RÉFLEXIONS pour He 2:16
En parlant du Christ, l'auteur de l'Épître aux Hébreux témoigne qu'en Sa personne Dieu ne prend pas en charge les anges, mais la « descendance d'Abraham », visant d'abord la nature humaine, puis la tradition de révélation qui se tient derrière Abraham et qui est liée à son nom.
Cette affirmation était très importante et arrivait à point nommé. L'Épître aux Hébreux fut écrite, sans doute par l'un des disciples de l'apôtre Paul, peu après l'an 70 de notre ère, après la révolte antiromaine en Judée, qui conduisit à la destruction de Jérusalem et du Temple. Cette révolte s'était déroulée sous des slogans messianiques, et sa défaite marqua le début de la fin du messianisme politique.
Le messianisme politique fut rapidement remplacé par un messianisme mystique : si auparavant beaucoup voyaient dans le Messie avant tout un Souverain juste qui prendrait la tête du Royaume terrestre, on commença alors à voir en Lui un être absolument non terrestre, purement spirituel, ressemblant davantage à un ange qu'à un homme. Dans le contexte de ces idées qui se répandaient vite dans les milieux proches de l'Église, rappeler que le Christ n'est ni un ange ni un esprit incorporel, mais un véritable homme vivant de chair et de sang, même avec une humanité transfigurée par l'action de l'Esprit de Dieu, était plus que nécessaire.
Un autre rappel n'était pas moins nécessaire : celui du lien entre la révélation chrétienne, néotestamentaire, et la tradition d'une autre révélation qui l'avait précédée, remontant à Abraham. À la fin du Ier siècle de notre ère, entraient déjà dans l'Église des générations peu familières, voire pas du tout familières, avec la tradition synagogale ; et la catastrophe de l'an 70 accentua encore la rupture entre l'Église et la Synagogue, repoussant progressivement vers la périphérie de la vie ecclésiale le judéo-christianisme traditionnel des deux premières générations chrétiennes.

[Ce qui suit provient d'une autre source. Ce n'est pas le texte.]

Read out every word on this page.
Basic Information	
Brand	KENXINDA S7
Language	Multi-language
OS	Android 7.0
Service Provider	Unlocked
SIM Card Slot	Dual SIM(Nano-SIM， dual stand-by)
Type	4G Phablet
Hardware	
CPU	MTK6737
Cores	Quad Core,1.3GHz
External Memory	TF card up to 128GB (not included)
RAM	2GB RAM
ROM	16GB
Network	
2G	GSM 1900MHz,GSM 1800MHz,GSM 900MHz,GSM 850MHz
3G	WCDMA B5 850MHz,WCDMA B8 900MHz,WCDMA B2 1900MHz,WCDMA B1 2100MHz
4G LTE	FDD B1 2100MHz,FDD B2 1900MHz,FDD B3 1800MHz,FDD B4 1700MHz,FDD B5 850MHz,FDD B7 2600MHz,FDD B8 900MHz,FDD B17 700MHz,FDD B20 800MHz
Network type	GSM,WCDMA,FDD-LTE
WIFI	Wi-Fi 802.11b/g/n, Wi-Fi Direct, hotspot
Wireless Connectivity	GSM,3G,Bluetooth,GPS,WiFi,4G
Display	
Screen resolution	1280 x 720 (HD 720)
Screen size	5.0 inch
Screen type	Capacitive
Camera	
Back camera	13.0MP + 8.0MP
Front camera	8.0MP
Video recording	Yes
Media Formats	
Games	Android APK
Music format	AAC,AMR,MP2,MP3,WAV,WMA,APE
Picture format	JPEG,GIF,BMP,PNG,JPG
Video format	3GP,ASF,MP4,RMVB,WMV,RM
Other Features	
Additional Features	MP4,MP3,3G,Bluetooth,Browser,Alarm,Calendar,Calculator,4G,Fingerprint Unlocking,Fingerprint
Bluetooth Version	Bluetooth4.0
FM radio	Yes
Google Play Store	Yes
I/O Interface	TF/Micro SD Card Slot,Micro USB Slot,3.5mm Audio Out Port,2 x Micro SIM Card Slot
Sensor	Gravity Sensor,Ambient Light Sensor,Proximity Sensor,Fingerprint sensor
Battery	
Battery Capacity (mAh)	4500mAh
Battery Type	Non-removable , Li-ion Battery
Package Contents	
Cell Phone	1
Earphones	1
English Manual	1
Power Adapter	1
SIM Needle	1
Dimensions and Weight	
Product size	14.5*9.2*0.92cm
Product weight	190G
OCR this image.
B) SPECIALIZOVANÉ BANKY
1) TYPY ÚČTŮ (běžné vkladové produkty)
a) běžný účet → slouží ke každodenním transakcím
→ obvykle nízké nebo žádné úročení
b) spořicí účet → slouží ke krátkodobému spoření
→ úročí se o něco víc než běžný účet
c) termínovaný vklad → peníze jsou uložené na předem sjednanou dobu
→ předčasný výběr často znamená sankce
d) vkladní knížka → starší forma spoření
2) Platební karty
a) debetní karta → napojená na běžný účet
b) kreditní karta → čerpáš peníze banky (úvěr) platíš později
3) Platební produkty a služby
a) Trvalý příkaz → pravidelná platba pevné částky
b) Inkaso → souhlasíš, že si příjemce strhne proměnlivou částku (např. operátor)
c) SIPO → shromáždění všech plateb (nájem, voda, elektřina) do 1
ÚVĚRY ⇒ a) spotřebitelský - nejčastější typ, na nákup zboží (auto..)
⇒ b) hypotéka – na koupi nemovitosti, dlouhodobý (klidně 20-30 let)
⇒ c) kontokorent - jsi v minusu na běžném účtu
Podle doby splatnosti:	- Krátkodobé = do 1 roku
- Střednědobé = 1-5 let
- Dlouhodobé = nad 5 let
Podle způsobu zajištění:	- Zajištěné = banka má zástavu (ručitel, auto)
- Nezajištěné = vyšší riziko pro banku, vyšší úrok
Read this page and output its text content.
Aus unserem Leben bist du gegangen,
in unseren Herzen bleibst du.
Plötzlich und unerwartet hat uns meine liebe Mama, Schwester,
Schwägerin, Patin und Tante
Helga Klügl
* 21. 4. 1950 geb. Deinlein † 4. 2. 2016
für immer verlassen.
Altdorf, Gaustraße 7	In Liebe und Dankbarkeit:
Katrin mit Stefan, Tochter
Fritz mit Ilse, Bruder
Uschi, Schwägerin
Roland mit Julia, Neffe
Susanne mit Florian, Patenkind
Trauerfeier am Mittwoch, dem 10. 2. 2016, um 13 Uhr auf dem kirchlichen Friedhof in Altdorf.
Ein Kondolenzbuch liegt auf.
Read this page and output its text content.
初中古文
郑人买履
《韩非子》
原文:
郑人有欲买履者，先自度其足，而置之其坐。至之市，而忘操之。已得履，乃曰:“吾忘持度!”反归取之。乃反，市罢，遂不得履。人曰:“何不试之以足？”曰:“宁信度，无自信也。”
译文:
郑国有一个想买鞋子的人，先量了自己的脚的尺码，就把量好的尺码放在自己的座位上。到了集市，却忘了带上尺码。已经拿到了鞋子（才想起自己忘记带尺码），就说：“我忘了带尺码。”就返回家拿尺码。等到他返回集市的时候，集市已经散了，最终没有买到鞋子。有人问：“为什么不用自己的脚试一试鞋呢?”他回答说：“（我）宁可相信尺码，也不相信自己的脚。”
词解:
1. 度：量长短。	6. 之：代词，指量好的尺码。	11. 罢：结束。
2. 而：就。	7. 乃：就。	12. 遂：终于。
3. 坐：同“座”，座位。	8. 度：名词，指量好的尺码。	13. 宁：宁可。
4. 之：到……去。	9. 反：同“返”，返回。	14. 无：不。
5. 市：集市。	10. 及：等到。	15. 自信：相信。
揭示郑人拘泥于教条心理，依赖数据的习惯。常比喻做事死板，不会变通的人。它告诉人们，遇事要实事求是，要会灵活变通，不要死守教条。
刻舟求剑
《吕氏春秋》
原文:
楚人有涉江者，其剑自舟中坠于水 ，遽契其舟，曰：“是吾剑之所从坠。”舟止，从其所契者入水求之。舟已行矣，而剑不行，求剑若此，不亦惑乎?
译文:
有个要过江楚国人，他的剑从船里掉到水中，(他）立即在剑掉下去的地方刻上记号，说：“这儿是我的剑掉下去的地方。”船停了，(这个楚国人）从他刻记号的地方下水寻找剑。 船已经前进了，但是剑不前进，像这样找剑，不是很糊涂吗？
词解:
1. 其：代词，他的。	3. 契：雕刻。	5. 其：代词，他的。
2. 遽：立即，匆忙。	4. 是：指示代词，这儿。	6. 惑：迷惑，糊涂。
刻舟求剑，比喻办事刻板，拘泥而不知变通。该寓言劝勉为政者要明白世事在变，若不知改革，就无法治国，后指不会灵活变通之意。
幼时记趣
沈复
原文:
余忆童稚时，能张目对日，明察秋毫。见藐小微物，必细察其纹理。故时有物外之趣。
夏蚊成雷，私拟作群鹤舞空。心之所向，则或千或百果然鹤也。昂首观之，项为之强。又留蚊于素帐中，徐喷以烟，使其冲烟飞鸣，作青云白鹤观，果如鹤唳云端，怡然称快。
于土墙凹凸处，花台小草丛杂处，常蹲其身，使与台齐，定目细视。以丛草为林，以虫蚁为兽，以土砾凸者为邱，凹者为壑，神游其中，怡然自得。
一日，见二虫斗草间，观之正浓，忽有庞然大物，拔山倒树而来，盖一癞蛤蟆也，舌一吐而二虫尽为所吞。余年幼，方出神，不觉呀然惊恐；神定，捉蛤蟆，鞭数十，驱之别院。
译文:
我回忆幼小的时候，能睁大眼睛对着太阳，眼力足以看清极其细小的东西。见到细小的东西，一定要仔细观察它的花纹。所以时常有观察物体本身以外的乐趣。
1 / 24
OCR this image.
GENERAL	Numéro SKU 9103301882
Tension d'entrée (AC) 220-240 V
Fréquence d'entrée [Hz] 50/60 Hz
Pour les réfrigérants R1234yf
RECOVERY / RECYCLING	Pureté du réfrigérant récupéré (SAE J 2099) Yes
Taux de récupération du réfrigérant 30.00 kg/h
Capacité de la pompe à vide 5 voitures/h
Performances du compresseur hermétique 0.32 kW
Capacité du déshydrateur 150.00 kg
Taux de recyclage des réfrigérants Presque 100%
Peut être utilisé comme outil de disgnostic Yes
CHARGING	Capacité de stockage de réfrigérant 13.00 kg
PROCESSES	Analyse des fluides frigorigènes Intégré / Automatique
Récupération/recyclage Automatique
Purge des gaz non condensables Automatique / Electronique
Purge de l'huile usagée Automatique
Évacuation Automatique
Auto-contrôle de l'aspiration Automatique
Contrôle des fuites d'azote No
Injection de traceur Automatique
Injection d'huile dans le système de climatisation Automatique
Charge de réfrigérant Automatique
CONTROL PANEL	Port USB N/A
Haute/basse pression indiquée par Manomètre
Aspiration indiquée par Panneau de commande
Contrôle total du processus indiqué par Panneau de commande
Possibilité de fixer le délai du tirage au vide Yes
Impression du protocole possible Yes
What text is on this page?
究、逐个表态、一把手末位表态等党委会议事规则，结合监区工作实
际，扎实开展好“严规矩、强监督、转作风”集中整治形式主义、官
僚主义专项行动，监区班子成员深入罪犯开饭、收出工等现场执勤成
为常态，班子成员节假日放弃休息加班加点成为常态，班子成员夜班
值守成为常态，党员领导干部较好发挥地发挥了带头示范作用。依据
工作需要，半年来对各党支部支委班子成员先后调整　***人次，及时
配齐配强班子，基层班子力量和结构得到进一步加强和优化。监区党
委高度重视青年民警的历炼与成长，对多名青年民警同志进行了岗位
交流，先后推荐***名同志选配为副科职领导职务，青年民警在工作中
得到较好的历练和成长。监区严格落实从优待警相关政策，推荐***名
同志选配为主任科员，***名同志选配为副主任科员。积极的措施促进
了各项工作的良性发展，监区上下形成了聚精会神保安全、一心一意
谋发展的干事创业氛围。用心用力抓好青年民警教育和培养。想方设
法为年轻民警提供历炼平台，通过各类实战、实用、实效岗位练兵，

Certes, le judaïsme en tant que tel était étranger aux nouveaux chrétiens qui ne connaissaient pas la vie synagogale, et il ne leur était pas nécessaire en lui-même. Mais il arrivait souvent que ces nouveaux chrétiens, en perdant le judaïsme, perdent aussi cette tradition yahviste, cette tradition de révélation qui, par les derniers prophètes et par Moïse, remonte à Abraham, sans laquelle le christianisme restait suspendu dans le vide, hors de l'histoire et hors de la tradition.
Il ne restait alors qu'un pas à franchir pour supposer que le Messie n'était pas du tout un homme, mais quelqu'un comme un ange, qui ne peut avoir aucune histoire terrestre et auquel ne peut être liée aucune tradition. Le résultat d'une telle logique était la conviction que le christianisme est, en fait, une doctrine non pas de l'incarnation de Dieu, mais de la désincarnation de l'homme. Au lieu de cette plénitude de la vie du Royaume que promet à Ses disciples le Jésus réel et vivant, un tel « christianisme » ne pouvait offrir à ses adeptes qu'une pâle ombre de vie dans une ressemblance semi-illusoire du Royaume.